Читать книгу ПРОТОКОЛ ПАМЯТИ – ИСПОВЕДЬ СИСТЕМЫ - - Страница 3
ГЛАВА ПЕРВАЯ
ГЛАВА ВТОРАЯ
ГЛАВА ТРЕТЬЯ
ОглавлениеИрина Сергеевна отвела глаза. Это было красноречивее любых слов. Показания старой женщины, видевшей только сломанный телевизор и благодарного сына, не стоили ровным счетом ничего в деле о «сбыте».
«Максим, – она понизила голос, почти до шёпота. – Я вижу, что вы не из этого… круга. Вы не похожи на распространителя. Но дело сформировано. Оно – закончено. Оно – красивое».
Она сделала ударение на слове «красивое». И в этом слове была вся горечь и цинизм системы. Красивое дело – это когда все бумажки на месте, когда протоколы не пересекаются, когда есть «сбытчик», «вещдок» и «свидетель». И неважно, что сбытчик – это электрик с натруженными руками, что вещдок появился из ниоткуда, а свидетель – подонок, выполняющий чей-то заказ. Дело – красивое. Его можно положить на стол начальству. По нему можно отчитаться об «успешной работе». Его не вернут на доследование.
«Что мне делать?» – выдавил я из себя, и голос мой прозвучал как скрип ржавой двери.
Она помолчала, глядя куда-то мимо меня, в ту самую грязно-зеленую стену. Потом сказала, чётко, разделяя слова, будто диктуя официальную справку, но с подтекстом, который я уловил только сердцем:
«Вы можете написать отказ от дачи показаний. По статье 51 Конституции. Вы имеете на это полное право. Пока идёт следствие, пока не передано в суд… это ваше право».

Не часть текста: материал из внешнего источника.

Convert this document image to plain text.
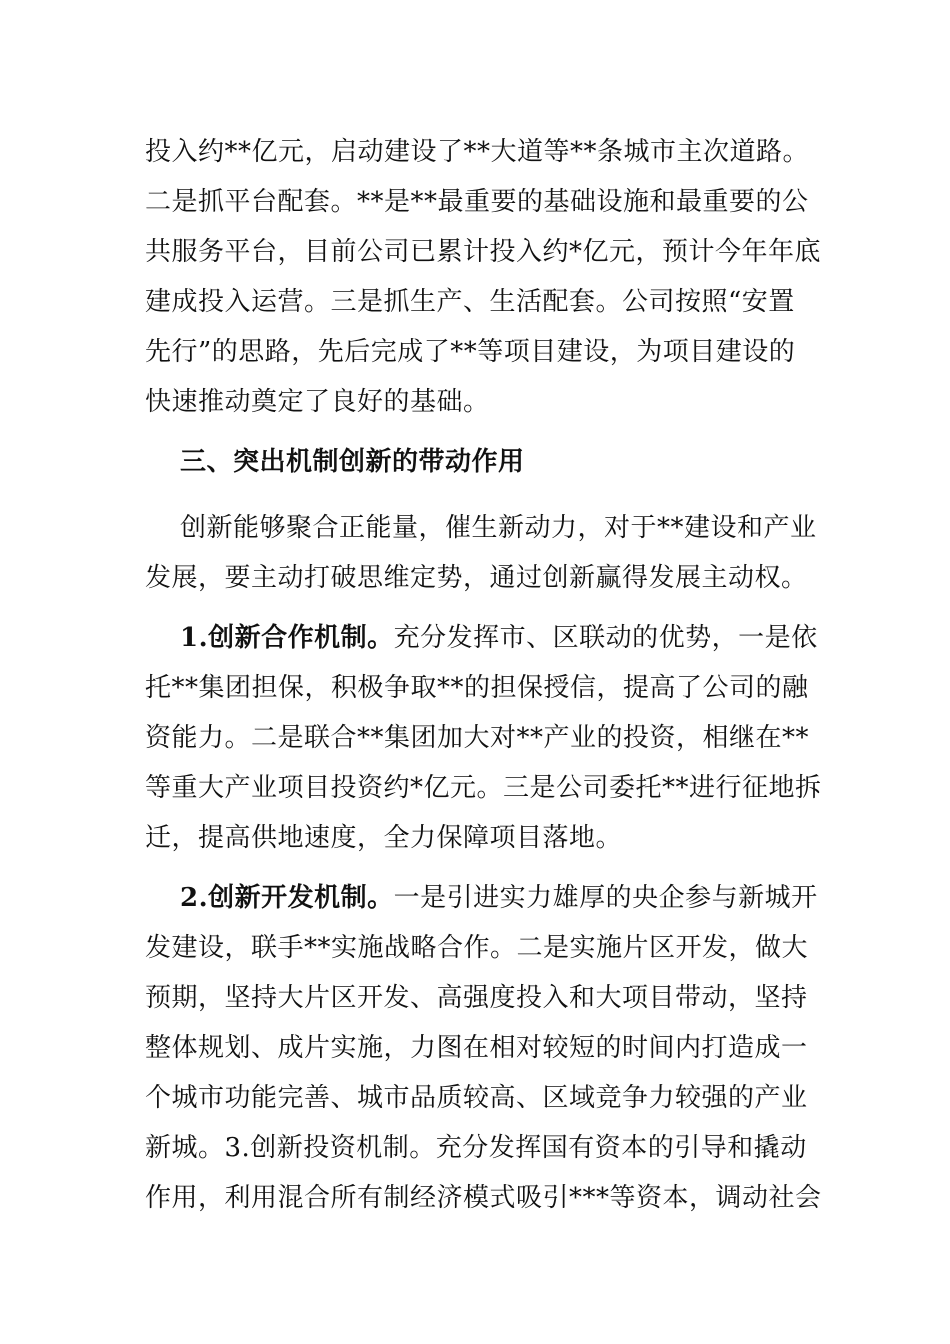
投入约**亿元，启动建设了**大道等**条城市主次道路。
二是抓平台配套。**是**最重要的基础设施和最重要的公
共服务平台，目前公司已累计投入约*亿元，预计今年年底
建成投入运营。三是抓生产、生活配套。公司按照“安置
先行”的思路，先后完成了**等项目建设，为项目建设的
快速推动奠定了良好的基础。
三、突出机制创新的带动作用
创新能够聚合正能量，催生新动力，对于**建设和产业
发展，要主动打破思维定势，通过创新赢得发展主动权。
1.创新合作机制。充分发挥市、区联动的优势，一是依
托**集团担保，积极争取**的担保授信，提高了公司的融
资能力。二是联合**集团加大对**产业的投资，相继在**
等重大产业项目投资约*亿元。三是公司委托**进行征地拆
迁，提高供地速度，全力保障项目落地。
2.创新开发机制。一是引进实力雄厚的央企参与新城开
发建设，联手**实施战略合作。二是实施片区开发，做大
预期，坚持大片区开发、高强度投入和大项目带动，坚持
整体规划、成片实施，力图在相对较短的时间内打造成一
个城市功能完善、城市品质较高、区域竞争力较强的产业
新城。3.创新投资机制。充分发挥国有资本的引导和撬动
作用，利用混合所有制经济模式吸引***等资本，调动社会
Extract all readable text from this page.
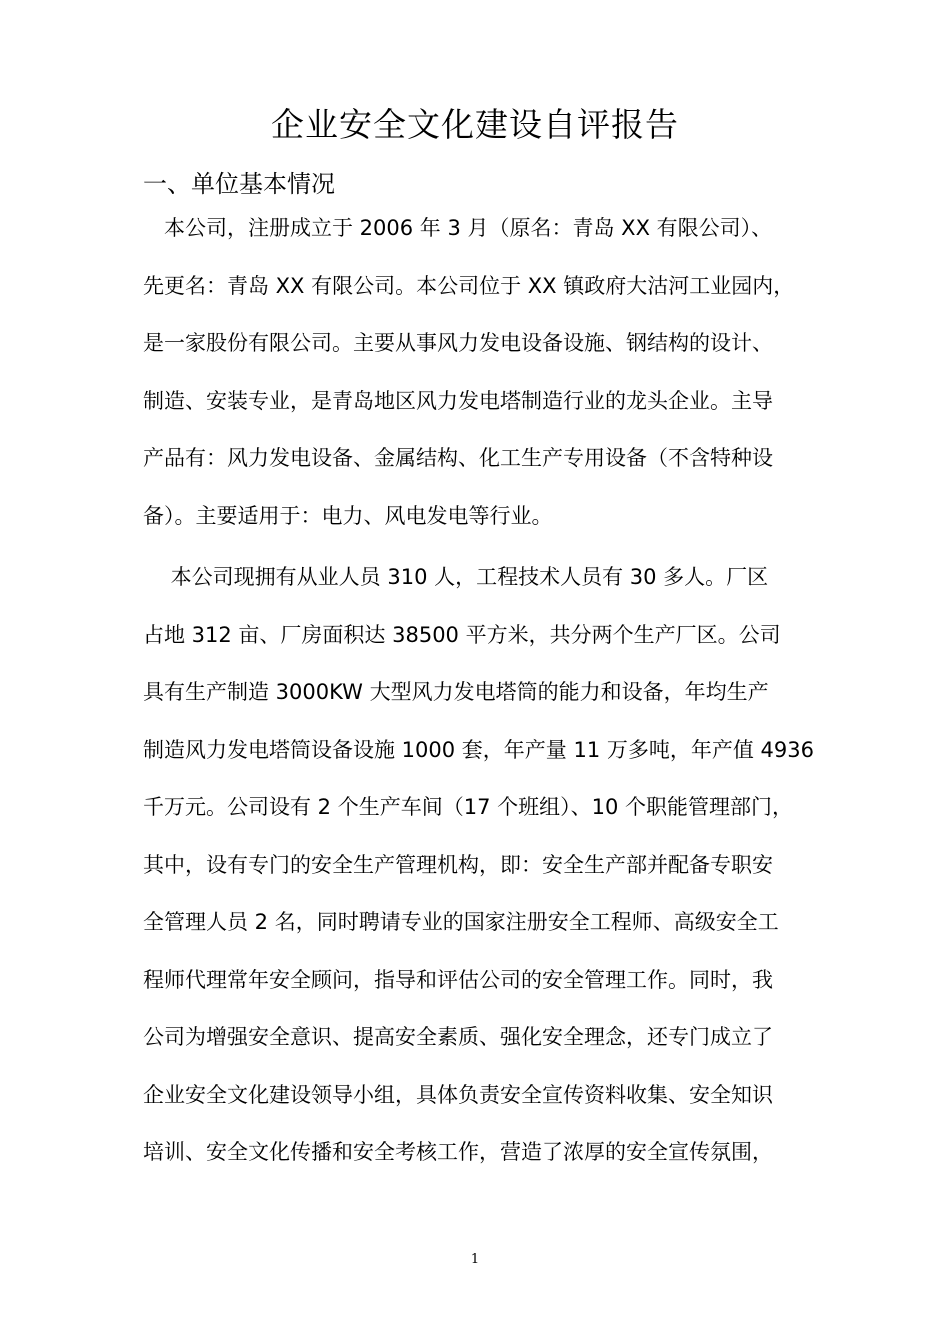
企业安全文化建设自评报告
一、单位基本情况
　本公司，注册成立于 2006 年 3 月（原名：青岛 XX 有限公司）、
先更名：青岛 XX 有限公司。本公司位于 XX 镇政府大沽河工业园内，
是一家股份有限公司。主要从事风力发电设备设施、钢结构的设计、
制造、安装专业，是青岛地区风力发电塔制造行业的龙头企业。主导
产品有：风力发电设备、金属结构、化工生产专用设备（不含特种设
备）。主要适用于：电力、风电发电等行业。
　 本公司现拥有从业人员 310 人，工程技术人员有 30 多人。厂区
占地 312 亩、厂房面积达 38500 平方米，共分两个生产厂区。公司
具有生产制造 3000KW 大型风力发电塔筒的能力和设备，年均生产
制造风力发电塔筒设备设施 1000 套，年产量 11 万多吨，年产值 4936
千万元。公司设有 2 个生产车间（17 个班组）、10 个职能管理部门，
其中，设有专门的安全生产管理机构，即：安全生产部并配备专职安
全管理人员 2 名，同时聘请专业的国家注册安全工程师、高级安全工
程师代理常年安全顾问，指导和评估公司的安全管理工作。同时，我
公司为增强安全意识、提高安全素质、强化安全理念，还专门成立了
企业安全文化建设领导小组，具体负责安全宣传资料收集、安全知识
培训、安全文化传播和安全考核工作，营造了浓厚的安全宣传氛围，
1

Я не сразу понял. Мой мозг, отупел от бессонных ночей и страха, медленно переваривал информацию. Отказ. Молчание. Не участвовать в этом фарсе.
«А… а что будет?»
«Будет сложнее для следствия, – сказала она, и в уголке ее глаза мелькнула какая-то искорка. Не надежды. Скорее, профессиональной досады на коллег. – Но не для вас. Для вас – это единственный способ не наговорить лишнего. Не запутаться в их… в их схемах».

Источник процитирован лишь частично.